Nordio: “Toni? Seguiamo le indicazioni del presidente Mattarella”
5 Marzo 2026
“Abbiamo cercato di abbassare i toni, li abbasseremo e li riporteremo nell’ambito dei contenuti, secondo le sagge indicazioni del Presidente Mattarella”. A dirlo è il ministro della Giustizia, Carlo Nordio, parlando con i cronisti a margine del convegno “La lunga storia del dibattito sulla Giustizia e sullo stato di diritto” presso la biblioteca Alfredo De Marsico di Castel Capuano a Napoli.
Quanto alle opinioni sulla riforma provenienti da alcuni giudici e pubblici ministeri, il Guardasigilli sottolinea che “sono legittime”, aggiungendo che “l’importante è che non siano delle fake news, come quella che vogliamo mettere la magistratura sotto il potere esecutivo, che vogliamo abolire l’obbligatorietà dell’azione penale”.
Il Guardasigilli ribadisce ancora una volta che la riforma non ha alcun intento punitivo. “Sarebbe anche improprio se un ex magistrato – sottolinea -, che per 40 anni ha gestito questa professione nobilissima con onore e licenza – come spero di aver fatto – dovesse impuntarsi per umiliare la magistratura, come alcuni vogliono intendere”.
Nordio si sofferma poi sull’importanza del voto: “non so se sia un diritto o un dovere, ma certamente abbiamo combattuto tanto per poter avere il diritto di rappresentanza da parte del popolo che si esprima in piena libertà e segretezza nelle elezioni, sarebbe un peccato che fosse sprecato.

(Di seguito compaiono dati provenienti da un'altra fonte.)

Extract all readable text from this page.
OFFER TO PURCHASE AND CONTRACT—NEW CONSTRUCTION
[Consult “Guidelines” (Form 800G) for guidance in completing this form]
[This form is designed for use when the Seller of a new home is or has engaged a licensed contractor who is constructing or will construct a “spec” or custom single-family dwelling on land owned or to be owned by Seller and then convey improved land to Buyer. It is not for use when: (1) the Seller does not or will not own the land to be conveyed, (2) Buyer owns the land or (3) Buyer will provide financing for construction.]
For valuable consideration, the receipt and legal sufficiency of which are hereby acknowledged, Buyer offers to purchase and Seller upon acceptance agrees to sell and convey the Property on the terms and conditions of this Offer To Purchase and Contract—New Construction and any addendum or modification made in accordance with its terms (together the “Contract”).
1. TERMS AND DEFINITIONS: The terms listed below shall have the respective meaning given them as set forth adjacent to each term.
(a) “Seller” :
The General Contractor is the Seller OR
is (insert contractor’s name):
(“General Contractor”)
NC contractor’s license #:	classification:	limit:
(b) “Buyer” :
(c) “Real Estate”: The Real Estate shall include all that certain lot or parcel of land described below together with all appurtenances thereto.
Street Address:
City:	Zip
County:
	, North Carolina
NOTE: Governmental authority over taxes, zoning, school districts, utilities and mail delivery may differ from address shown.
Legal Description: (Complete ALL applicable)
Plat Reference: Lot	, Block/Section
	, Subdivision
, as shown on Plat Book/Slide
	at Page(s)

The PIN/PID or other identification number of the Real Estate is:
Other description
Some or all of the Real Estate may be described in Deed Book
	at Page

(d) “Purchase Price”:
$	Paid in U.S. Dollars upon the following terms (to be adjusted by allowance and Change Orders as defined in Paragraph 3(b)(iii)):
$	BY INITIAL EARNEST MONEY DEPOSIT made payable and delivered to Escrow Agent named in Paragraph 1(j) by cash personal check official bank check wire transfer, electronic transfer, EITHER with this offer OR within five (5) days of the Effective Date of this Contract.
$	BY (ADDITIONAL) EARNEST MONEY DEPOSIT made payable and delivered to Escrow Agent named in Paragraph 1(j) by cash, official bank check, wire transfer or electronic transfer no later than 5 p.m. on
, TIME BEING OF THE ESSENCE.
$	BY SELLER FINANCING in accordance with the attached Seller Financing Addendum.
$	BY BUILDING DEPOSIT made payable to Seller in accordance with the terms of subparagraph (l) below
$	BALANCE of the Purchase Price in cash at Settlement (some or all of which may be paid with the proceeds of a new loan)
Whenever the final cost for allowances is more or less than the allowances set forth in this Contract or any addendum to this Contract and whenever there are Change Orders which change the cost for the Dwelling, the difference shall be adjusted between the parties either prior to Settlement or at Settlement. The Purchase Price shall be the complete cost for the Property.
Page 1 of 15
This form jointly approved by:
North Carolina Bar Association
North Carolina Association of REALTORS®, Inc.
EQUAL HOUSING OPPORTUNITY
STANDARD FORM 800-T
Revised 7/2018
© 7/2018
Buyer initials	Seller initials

Oggi, come sarebbe stato malamente sprecato l’astensionismo ieri e come lo sarebbe in futuro nelle prossime votazioni”.
Il vicepresidente del Consiglio regionale della Campania, Giuseppe Fabbricatore, intervenuto all’evento, auspica che il referendum “non venga strumentalizzato politicamente e demagogicamente e che i cittadini si soffermino sul merito e sugli obiettivi della riforma”.
Al convegno hanno partecipato, tra gli altri, anche il viceministro degli Affari esteri e della Cooperazione internazionale, Edmondo Cirielli, e il presidente del Cnf, Francesco Greco. L’evento è stato moderato da Vincenzo Di Vincenzo, direttore del Mattino.
Il Ministro, che è intervenuto a Pompei ieri sera e a Napoli stamattina, domani è atteso a Messina per un incontro promosso dalla fondazione Bonino Pulejo. Il Guardasigilli, presso l’auditorium della Gazzetta del Sud, dialoga con Nino Rizzo Nervo, direttore responsabile della Gazzetta del Sud, e con Marco Romano, direttore responsabile del Giornale di Sicilia.